Measurements for the wind industry: moving beyond the 10-minute averaged data

Introduction

Measurements for the wind resource assessment as well as the wind turbine power curve validation are based on an averaging period of 10 minutes. The representativeness of ceratin parameters averaged with this period is examined, as well as the advantages and disadvantages of using a smaller averaging period.

Approach

Wind data obtained with an averaging period of 1 minute are processed and averaged based on a period of 2, 5 and 10 minutes. The effect of using a different period than the industry standard of 10 minutes is examined, according to the changes in the resulting data distribution, general statistics and the measured wind power density.

Main body of abstract

The standard measurement practice in the wind industry has established the use of 10-minute averaged data. This practice has been based on research under the meteorological scope, which examines the time scales of the natural wind phenomena. However, this averaging period might be improperly large for the wind energy industry, as the time scales of the wind energy conversion are far different. Modern wind turbines which present improved operational characteristics, respond to changes in the wind in a fraction of this period. Yet their power curve validation relies on measurements averaged over a period in which the actual wind presents high variations in the real field, while other meteorological factors appear stable. Prior to the power curve test, the wind resource assessment of a site which is based on 10-minute averaged data might overlook variations in the wind power density which are captured by the wind turbine, but are neglected as the data is averaged for a 10-minute interval. This effect could be of higher significance especially in the cut-in wind speed region. All the above could lead to discrepancy between the assessment wind data, the calculated wind turbine yield and the actual energy yield. The possibilities of reducing this discrepancy by using a smaller averaging period, and disengaging the measurements for the wind energy industry from the 10-minute averaging practice are examined in this work.

Conclusion

Narrowing the averaging period in the wind measurements, leads to an observation of improvement in the accuracy regarding the measured wind power density and its variations. By moving the whole measurement chain to a smaller averaging period, new possibilities arise for improved accuracy and representativeness of the results, regarding both the wind resource assessment and the validation of the wind turbine power curve.
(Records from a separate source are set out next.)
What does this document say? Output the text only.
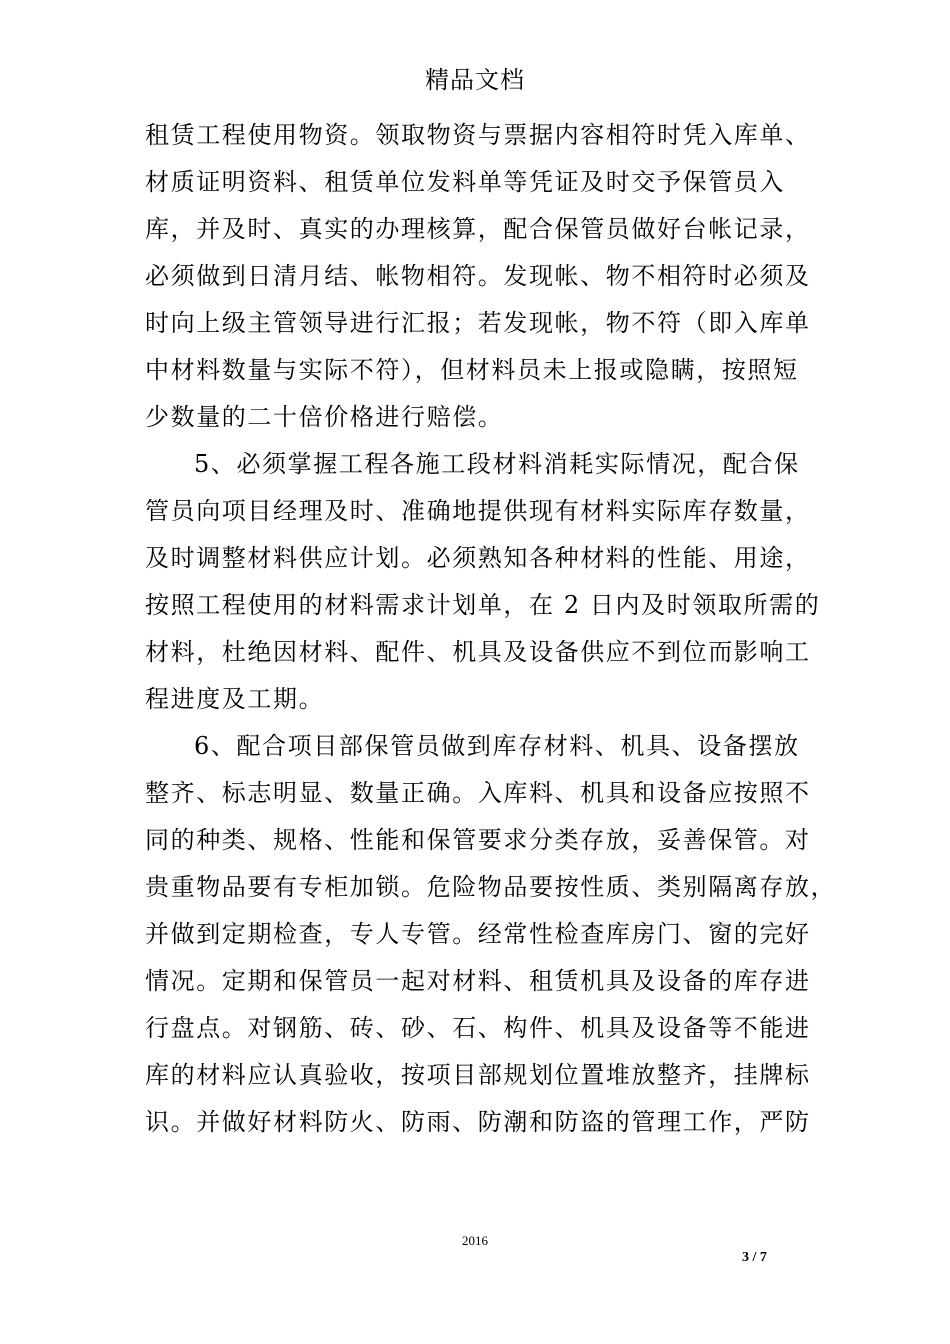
精品文档
租赁工程使用物资。领取物资与票据内容相符时凭入库单、
材质证明资料、租赁单位发料单等凭证及时交予保管员入
库，并及时、真实的办理核算，配合保管员做好台帐记录，
必须做到日清月结、帐物相符。发现帐、物不相符时必须及
时向上级主管领导进行汇报；若发现帐，物不符（即入库单
中材料数量与实际不符），但材料员未上报或隐瞒，按照短
少数量的二十倍价格进行赔偿。
5、必须掌握工程各施工段材料消耗实际情况，配合保
管员向项目经理及时、准确地提供现有材料实际库存数量，
及时调整材料供应计划。必须熟知各种材料的性能、用途，
按照工程使用的材料需求计划单，在 2 日内及时领取所需的
材料，杜绝因材料、配件、机具及设备供应不到位而影响工
程进度及工期。
6、配合项目部保管员做到库存材料、机具、设备摆放
整齐、标志明显、数量正确。入库料、机具和设备应按照不
同的种类、规格、性能和保管要求分类存放，妥善保管。对
贵重物品要有专柜加锁。危险物品要按性质、类别隔离存放，
并做到定期检查，专人专管。经常性检查库房门、窗的完好
情况。定期和保管员一起对材料、租赁机具及设备的库存进
行盘点。对钢筋、砖、砂、石、构件、机具及设备等不能进
库的材料应认真验收，按项目部规划位置堆放整齐，挂牌标
识。并做好材料防火、防雨、防潮和防盗的管理工作，严防
2016
3 / 7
Nowadays this change can be supported by the measurement technical background, as higher data storage is easily available and affordable, while modern processing power can effortlessly manipulate larger data sets.


Learning objectives
The effect of using various averaging periods on the measurements regarding the wind energy industry is examined, aimed at clarifying the alteration in the wind resource assessment parameters than can also affect the calculated energy yield.